On Thursday, the Chittenden County Republicans welcomed Zeldin, a former U.S. Congressman, to South Burlington to share his insights on how to win in blue states.
Engage with the voters
“No matter what level of the government you are at, no matter what your position is, you should always be listening to what the voters, the constituents in your area have to say, for and against,” Zeldin told True North in an interview ahead of his speech. “You listen to their arguments, engage them, explain your position.”
He said when implementing public policy it’s important to ask yourself a question: ‘What is going to be the net impact in 5 or 10 years after its implementation?’
“Right now they have a ban in New York on the extraction of natural gas, they will not approve new pipeline applications that are collecting dust,” Zeldin said. “They are proposing a statewide ban on new gas hookups, and regardless of whether or not there’s a lot of noise coming directly at you as a legislator or as a governor, it is your duty to think long-term — 5, 10, 20, 30, years down the road.”
Where was the red wave?
Zeldin said he thought the much-anticipated “red wave” of a Republican takeover of Congress and numerous state offices never materialized because the party wasn’t offering enough solutions — instead it was too focused on the failings of the Democratic Party.

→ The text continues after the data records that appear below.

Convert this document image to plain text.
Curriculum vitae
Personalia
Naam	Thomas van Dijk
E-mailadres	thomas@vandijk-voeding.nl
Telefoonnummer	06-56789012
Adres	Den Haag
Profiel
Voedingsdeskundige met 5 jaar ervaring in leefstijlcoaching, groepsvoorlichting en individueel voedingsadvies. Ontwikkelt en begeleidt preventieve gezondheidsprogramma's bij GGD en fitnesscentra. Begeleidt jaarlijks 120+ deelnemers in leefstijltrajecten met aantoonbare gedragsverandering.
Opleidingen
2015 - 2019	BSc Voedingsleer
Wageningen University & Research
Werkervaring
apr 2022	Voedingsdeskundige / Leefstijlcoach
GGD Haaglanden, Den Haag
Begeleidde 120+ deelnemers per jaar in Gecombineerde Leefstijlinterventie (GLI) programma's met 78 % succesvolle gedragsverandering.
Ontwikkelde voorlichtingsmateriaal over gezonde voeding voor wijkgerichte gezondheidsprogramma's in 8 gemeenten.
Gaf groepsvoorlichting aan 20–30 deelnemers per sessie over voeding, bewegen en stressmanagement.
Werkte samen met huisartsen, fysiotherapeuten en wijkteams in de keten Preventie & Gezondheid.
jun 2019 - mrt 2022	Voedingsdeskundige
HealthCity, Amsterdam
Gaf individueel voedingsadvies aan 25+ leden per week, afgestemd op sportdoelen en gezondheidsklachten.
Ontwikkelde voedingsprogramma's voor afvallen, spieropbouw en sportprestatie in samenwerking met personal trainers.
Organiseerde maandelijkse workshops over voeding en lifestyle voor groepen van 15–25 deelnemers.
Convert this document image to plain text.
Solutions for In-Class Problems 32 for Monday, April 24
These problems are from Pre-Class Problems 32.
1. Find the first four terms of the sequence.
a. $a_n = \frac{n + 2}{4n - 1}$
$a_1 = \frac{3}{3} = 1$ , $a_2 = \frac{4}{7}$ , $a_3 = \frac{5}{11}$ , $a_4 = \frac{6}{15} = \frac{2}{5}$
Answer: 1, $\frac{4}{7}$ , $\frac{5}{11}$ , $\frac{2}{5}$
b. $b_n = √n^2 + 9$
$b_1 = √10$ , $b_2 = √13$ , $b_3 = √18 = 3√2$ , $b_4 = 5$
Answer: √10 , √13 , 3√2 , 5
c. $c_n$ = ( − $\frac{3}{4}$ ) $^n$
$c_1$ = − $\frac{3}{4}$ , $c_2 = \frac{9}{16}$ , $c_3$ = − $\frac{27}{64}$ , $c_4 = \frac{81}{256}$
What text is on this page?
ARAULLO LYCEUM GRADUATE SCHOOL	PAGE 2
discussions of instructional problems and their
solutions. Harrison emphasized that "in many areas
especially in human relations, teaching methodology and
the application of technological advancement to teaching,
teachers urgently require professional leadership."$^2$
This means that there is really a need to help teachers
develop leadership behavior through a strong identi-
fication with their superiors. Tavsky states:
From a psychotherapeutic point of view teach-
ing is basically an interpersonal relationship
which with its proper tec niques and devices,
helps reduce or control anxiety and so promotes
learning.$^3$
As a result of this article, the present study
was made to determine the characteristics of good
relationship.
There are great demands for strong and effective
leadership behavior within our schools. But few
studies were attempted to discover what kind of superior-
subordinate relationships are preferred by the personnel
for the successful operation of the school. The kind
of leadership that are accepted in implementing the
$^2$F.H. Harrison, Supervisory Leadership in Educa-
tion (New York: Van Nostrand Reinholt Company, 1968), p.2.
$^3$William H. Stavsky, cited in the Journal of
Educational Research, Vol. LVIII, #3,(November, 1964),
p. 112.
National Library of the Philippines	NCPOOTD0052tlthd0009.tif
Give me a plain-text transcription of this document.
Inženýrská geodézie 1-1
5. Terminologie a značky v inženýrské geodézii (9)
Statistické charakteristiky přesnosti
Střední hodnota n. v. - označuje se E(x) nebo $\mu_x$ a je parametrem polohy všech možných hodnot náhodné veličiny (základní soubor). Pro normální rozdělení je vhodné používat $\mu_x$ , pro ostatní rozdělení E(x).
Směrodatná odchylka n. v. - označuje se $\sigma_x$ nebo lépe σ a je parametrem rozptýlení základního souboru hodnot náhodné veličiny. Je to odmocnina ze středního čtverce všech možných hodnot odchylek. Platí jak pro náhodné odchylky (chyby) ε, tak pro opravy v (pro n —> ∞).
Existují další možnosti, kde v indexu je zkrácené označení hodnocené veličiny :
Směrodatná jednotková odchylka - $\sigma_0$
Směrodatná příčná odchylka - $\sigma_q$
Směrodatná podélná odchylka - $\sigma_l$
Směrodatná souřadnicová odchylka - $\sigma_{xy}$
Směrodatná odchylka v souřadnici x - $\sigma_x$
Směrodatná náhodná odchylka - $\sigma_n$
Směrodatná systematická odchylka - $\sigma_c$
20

“Republicans did not deserve a red wave nationally,” Zeldin said to the audience. “I don’t blame Democrats for why Republicans did not have a red wave nationally. … Red waves are not created by telling everybody what we are against, it’s about us telling people what we stand for.”
He compared what didn’t happen in 2022 to when the red wave of 1984.
“It was what we stood for that had Americans wanting that; they knew what they were investing in, they knew what they were going to get,” Zeldin said.
Zeldin said he discourages pandering to voters based on their backgrounds.
“It doesn’t work and it should work,” he said to the audience. “But when I was showing up at these Democratic areas that haven’t seen a Republican in a really long time, and they’ll say we need to make these streets where you live safe and here is exactly how we are going to get it done, we need to improve the quality of education inside of your kids’ schools.”
He said emphasizing policy messages rather than pandering to certain groups is key to political success.
More socialism in state government
New York is even bluer than Vermont, with just over 20 percent Republican versus about 30 percent om Vermont. Yet Zeldin helped start a movement that is tangibly having an impact on federal policy thanks to the four New York seats Republicans won in 2022.
“New York leads the entire nation in out-migration,” he said. “We have similar issues between New York and Vermont, with similar people in charge, similar policies. When I was in the state Senate just over a decade ago with 215 state legislators, if I walked up to any state legislator and I accused them of being a socialist, every single one of them would have taken that as a hyperbolic partisan insult.
“Now take a field trip over to Albany and there are a couple of dozen state legislators, if you accuse them of not being a socialist, they will correct you.”
Zeldin added: “There are Democrats in New York who are not happy about the direction of their state. … They are not going to vote for us unless you show up.”